—Maman, papa vient de m’embrasser, dit Marguerite en entrant chez sa mère; il paraît bien joyeux, bien heureux!
—Mon enfant, votre père est un bien grand homme, voici bientôt trois ans qu’il travaille pour la gloire et la fortune de sa famille, et il croit avoir atteint le but de ses recherches. Ce jour doit être pour nous tous une belle fête...
—Ma chère maman, répondit Marguerite, nos gens étaient si tristes de le voir refrogné, que nous ne serons pas seules dans la joie. Oh! mettez donc une autre ceinture, celle-ci est trop fanée.
—Soit, mais dépêchons-nous, je veux aller parler à Pierquin: Où est-il?
—Dans le parloir, il s’amuse avec Jean.
—Où sont Gabriel et Félicie?
—Je les entends dans le jardin.
—Hé! bien, descendez vite; veillez à ce qu’ils n’y cueillent pas de tulipes! votre père ne les a pas encore vues de cette année, et il pourrait aujourd’hui vouloir les regarder en sortant de table.
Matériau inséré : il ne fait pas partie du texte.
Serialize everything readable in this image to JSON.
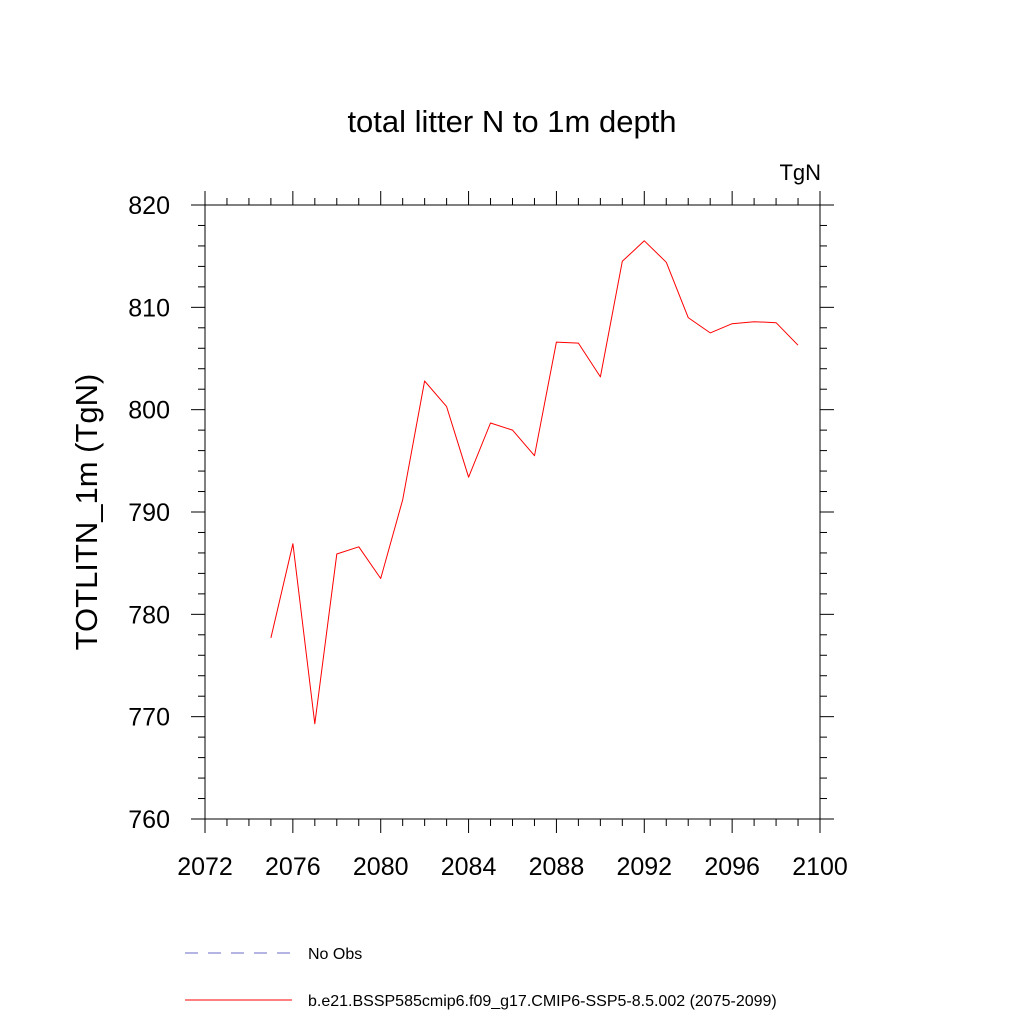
{
  "chart_data": {
    "type": "line",
    "title": "total litter N to 1m depth",
    "units_label": "TgN",
    "ylabel": "TOTLITN_1m  (TgN)",
    "xlabel": "",
    "xlim": [
      2072,
      2100
    ],
    "ylim": [
      760,
      820
    ],
    "x_ticks": [
      2072,
      2076,
      2080,
      2084,
      2088,
      2092,
      2096,
      2100
    ],
    "y_ticks": [
      760,
      770,
      780,
      790,
      800,
      810,
      820
    ],
    "grid": false,
    "legend_position": "bottom",
    "series": [
      {
        "name": "b.e21.BSSP585cmip6.f09_g17.CMIP6-SSP5-8.5.002 (2075-2099)",
        "color": "#ff0000",
        "style": "solid",
        "x": [
          2075,
          2076,
          2077,
          2078,
          2079,
          2080,
          2081,
          2082,
          2083,
          2084,
          2085,
          2086,
          2087,
          2088,
          2089,
          2090,
          2091,
          2092,
          2093,
          2094,
          2095,
          2096,
          2097,
          2098,
          2099
        ],
        "y": [
          777.7,
          786.9,
          769.3,
          785.9,
          786.6,
          783.5,
          791.2,
          802.8,
          800.3,
          793.4,
          798.7,
          798.0,
          795.5,
          806.6,
          806.5,
          803.2,
          814.5,
          816.5,
          814.4,
          809.0,
          807.5,
          808.4,
          808.6,
          808.5,
          806.3
        ]
      }
    ],
    "legend": [
      {
        "label": "No Obs",
        "color": "#6b6bc8",
        "style": "dashed"
      },
      {
        "label": "b.e21.BSSP585cmip6.f09_g17.CMIP6-SSP5-8.5.002 (2075-2099)",
        "color": "#ff0000",
        "style": "solid"
      }
    ]
  }
}
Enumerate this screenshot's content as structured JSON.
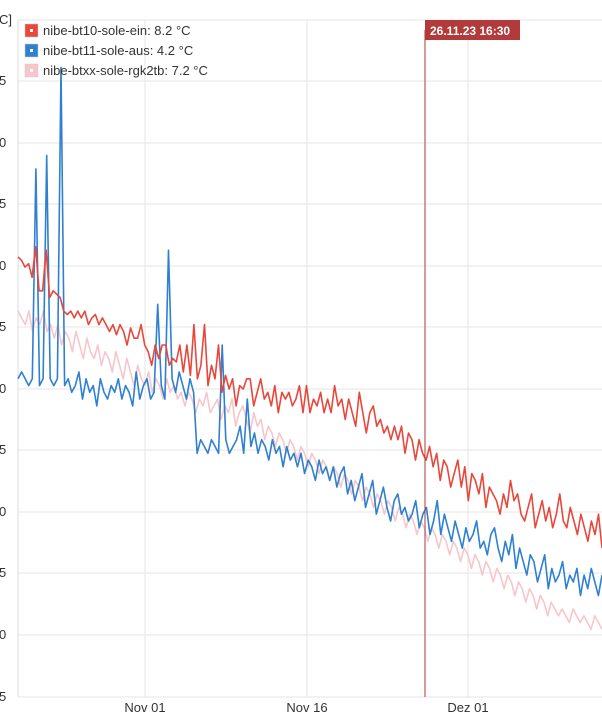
{
  "chart_data": {
    "type": "line",
    "ylabel_fragment": "C]",
    "y_tick_labels": [
      "5",
      "0",
      "5",
      "0",
      "5",
      "0",
      "5",
      "0",
      "5",
      "0",
      "5"
    ],
    "x_ticks": [
      "Nov 01",
      "Nov 16",
      "Dez 01"
    ],
    "grid": true,
    "legend_placement": "top-left",
    "marker": {
      "label": "26.11.23 16:30",
      "color": "#b23a3a"
    },
    "series": [
      {
        "name": "nibe-bt10-sole-ein: 8.2 °C",
        "color": "#e8483b",
        "values": [
          65,
          64.5,
          63.5,
          64,
          62,
          66.5,
          60,
          60,
          66,
          59,
          60,
          59.5,
          59,
          57,
          56.5,
          57,
          56,
          57,
          56,
          57,
          55,
          56,
          56.5,
          55,
          56,
          55,
          54,
          55,
          53.5,
          55,
          54,
          52,
          54.5,
          53,
          53,
          55,
          52,
          51,
          49,
          52,
          50,
          52,
          52,
          49,
          50,
          49.5,
          52,
          48,
          52,
          47.5,
          55,
          47,
          49,
          55,
          46,
          49,
          47,
          52,
          45,
          47.5,
          45.5,
          47,
          43,
          46,
          45.5,
          47,
          47,
          43,
          45,
          47,
          44,
          45,
          43,
          46,
          42,
          45,
          44,
          45,
          43,
          44,
          46,
          42,
          46,
          42,
          44,
          43,
          45,
          42,
          44,
          42,
          46,
          43,
          44,
          41,
          44,
          42,
          40,
          45,
          42,
          39,
          42,
          43,
          40,
          41,
          39,
          40,
          38,
          40,
          38,
          40,
          36,
          39,
          38,
          35,
          38,
          36,
          35,
          37,
          34,
          36,
          32,
          35,
          34,
          31,
          33,
          35,
          31,
          34,
          29,
          33,
          32,
          30,
          33,
          28,
          31,
          30,
          29,
          27,
          30,
          28,
          32,
          29,
          30,
          27,
          26,
          28,
          30,
          25,
          27,
          29,
          26,
          28,
          25,
          27,
          30,
          26,
          25,
          28,
          26,
          24,
          27,
          25,
          23,
          26,
          24,
          27,
          22
        ]
      },
      {
        "name": "nibe-bt11-sole-aus: 4.2 °C",
        "color": "#2f80d1",
        "values": [
          47,
          48,
          47,
          46,
          47,
          78,
          46,
          47,
          80,
          47,
          46,
          47,
          93,
          46,
          47,
          45,
          46,
          48,
          44,
          47,
          45,
          46,
          43,
          47,
          45,
          44,
          46,
          45,
          47,
          44,
          46,
          45,
          43,
          48,
          44,
          46,
          47,
          44,
          45,
          58,
          46,
          44,
          66,
          47,
          45,
          48,
          46,
          44,
          47,
          45,
          36,
          38,
          37,
          36,
          38,
          37,
          36,
          52,
          38,
          36,
          37,
          38,
          40,
          36,
          44,
          37,
          39,
          36,
          38,
          37,
          35,
          38,
          36,
          37,
          34,
          37,
          35,
          36,
          34,
          36,
          33,
          35,
          34,
          32,
          35,
          33,
          34,
          32,
          34,
          31,
          33,
          34,
          30,
          32,
          29,
          31,
          33,
          28,
          30,
          32,
          27,
          29,
          31,
          28,
          26,
          29,
          30,
          27,
          28,
          26,
          27,
          29,
          25,
          27,
          28,
          24,
          26,
          29,
          24,
          27,
          25,
          23,
          26,
          24,
          22,
          25,
          23,
          24,
          26,
          22,
          23,
          21,
          24,
          25,
          22,
          20,
          23,
          21,
          24,
          19,
          22,
          20,
          18,
          21,
          20,
          17,
          19,
          21,
          16,
          19,
          17,
          18,
          20,
          16,
          18,
          17,
          19,
          15,
          18,
          16,
          19,
          17,
          15,
          18
        ]
      },
      {
        "name": "nibe-btxx-sole-rgk2tb: 7.2 °C",
        "color": "#f6c6cb",
        "values": [
          57,
          56,
          55,
          57,
          54,
          56,
          55,
          57,
          54,
          55,
          53,
          55,
          52,
          54,
          53,
          51,
          54,
          52,
          50,
          53,
          51,
          50,
          52,
          49,
          51,
          50,
          48,
          51,
          49,
          47,
          50,
          48,
          46,
          49,
          47,
          46,
          48,
          45,
          47,
          46,
          44,
          47,
          45,
          46,
          44,
          45,
          43,
          45,
          44,
          42,
          44,
          43,
          45,
          42,
          43,
          44,
          41,
          43,
          42,
          44,
          40,
          42,
          43,
          41,
          39,
          42,
          40,
          41,
          38,
          40,
          39,
          37,
          39,
          38,
          36,
          38,
          37,
          35,
          37,
          36,
          34,
          36,
          35,
          33,
          35,
          34,
          32,
          34,
          33,
          31,
          33,
          32,
          30,
          32,
          31,
          29,
          31,
          30,
          28,
          30,
          29,
          27,
          29,
          28,
          26,
          28,
          27,
          25,
          27,
          26,
          24,
          26,
          25,
          23,
          25,
          24,
          22,
          24,
          23,
          21,
          23,
          22,
          20,
          22,
          21,
          19,
          21,
          20,
          18,
          20,
          19,
          17,
          19,
          18,
          16,
          18,
          17,
          15,
          17,
          16,
          14,
          16,
          15,
          13,
          15,
          14,
          12,
          14,
          13,
          12,
          13,
          12,
          11,
          13,
          12,
          11,
          12,
          11,
          10,
          12,
          11,
          10
        ]
      }
    ]
  }
}
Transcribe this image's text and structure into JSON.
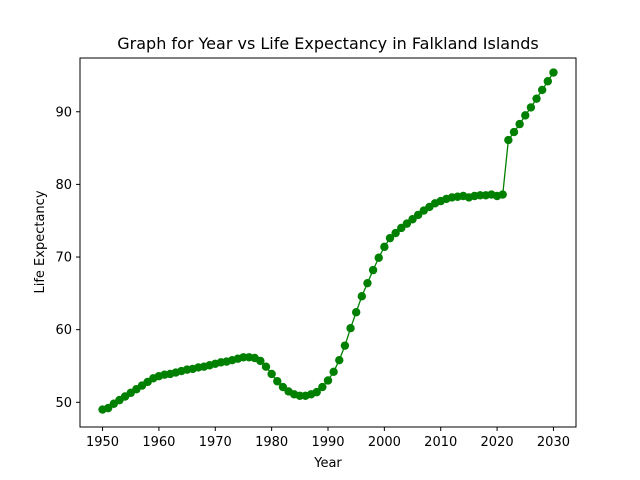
{
  "chart_data": {
    "type": "line",
    "title": "Graph for Year vs Life Expectancy in Falkland Islands",
    "xlabel": "Year",
    "ylabel": "Life Expectancy",
    "xlim": [
      1946.0,
      2034.0
    ],
    "ylim": [
      46.6,
      97.4
    ],
    "xticks": [
      1950,
      1960,
      1970,
      1980,
      1990,
      2000,
      2010,
      2020,
      2030
    ],
    "yticks": [
      50,
      60,
      70,
      80,
      90
    ],
    "grid": false,
    "series": [
      {
        "color": "#008000",
        "marker": "circle",
        "x": [
          1950,
          1951,
          1952,
          1953,
          1954,
          1955,
          1956,
          1957,
          1958,
          1959,
          1960,
          1961,
          1962,
          1963,
          1964,
          1965,
          1966,
          1967,
          1968,
          1969,
          1970,
          1971,
          1972,
          1973,
          1974,
          1975,
          1976,
          1977,
          1978,
          1979,
          1980,
          1981,
          1982,
          1983,
          1984,
          1985,
          1986,
          1987,
          1988,
          1989,
          1990,
          1991,
          1992,
          1993,
          1994,
          1995,
          1996,
          1997,
          1998,
          1999,
          2000,
          2001,
          2002,
          2003,
          2004,
          2005,
          2006,
          2007,
          2008,
          2009,
          2010,
          2011,
          2012,
          2013,
          2014,
          2015,
          2016,
          2017,
          2018,
          2019,
          2020,
          2021,
          2022,
          2023,
          2024,
          2025,
          2026,
          2027,
          2028,
          2029,
          2030
        ],
        "y": [
          49.0,
          49.2,
          49.8,
          50.3,
          50.8,
          51.3,
          51.8,
          52.3,
          52.8,
          53.3,
          53.6,
          53.8,
          53.9,
          54.1,
          54.3,
          54.5,
          54.6,
          54.8,
          54.9,
          55.1,
          55.3,
          55.5,
          55.6,
          55.8,
          56.0,
          56.2,
          56.2,
          56.1,
          55.7,
          54.9,
          53.9,
          52.9,
          52.1,
          51.5,
          51.1,
          50.9,
          50.9,
          51.1,
          51.4,
          52.1,
          53.0,
          54.2,
          55.8,
          57.8,
          60.2,
          62.4,
          64.6,
          66.4,
          68.2,
          69.9,
          71.4,
          72.6,
          73.3,
          74.0,
          74.6,
          75.2,
          75.8,
          76.4,
          76.9,
          77.4,
          77.7,
          78.0,
          78.2,
          78.3,
          78.4,
          78.2,
          78.4,
          78.5,
          78.5,
          78.6,
          78.4,
          78.6,
          86.1,
          87.2,
          88.3,
          89.5,
          90.6,
          91.8,
          93.0,
          94.2,
          95.4
        ]
      }
    ]
  }
}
Dites à Mulquinier de monter à votre père tout ce dont il a besoin pour sa toilette.
Quand Marguerite fut sortie, madame Claës jeta un coup d’œil à ses enfants par les fenêtres de sa chambre qui donnaient sur le jardin, et les vit occupés à regarder un de ces insectes à ailes vertes, luisantes et tachetées d’or, vulgairement appelés des couturières.
—Soyez sages, mes bien-aimés, dit-elle en faisant remonter une partie du vitrage qui était à coulisse et qu’elle arrêta pour aérer sa chambre. Puis elle frappa doucement à la porte de communication pour s’assurer que son mari n’était pas retombé dans quelque distraction. Il ouvrit, et elle lui dit d’un accent joyeux en le voyant déshabillé:—Tu ne me laisseras pas long-temps seule avec Pierquin, n’est-ce pas? Tu me rejoindras promptement.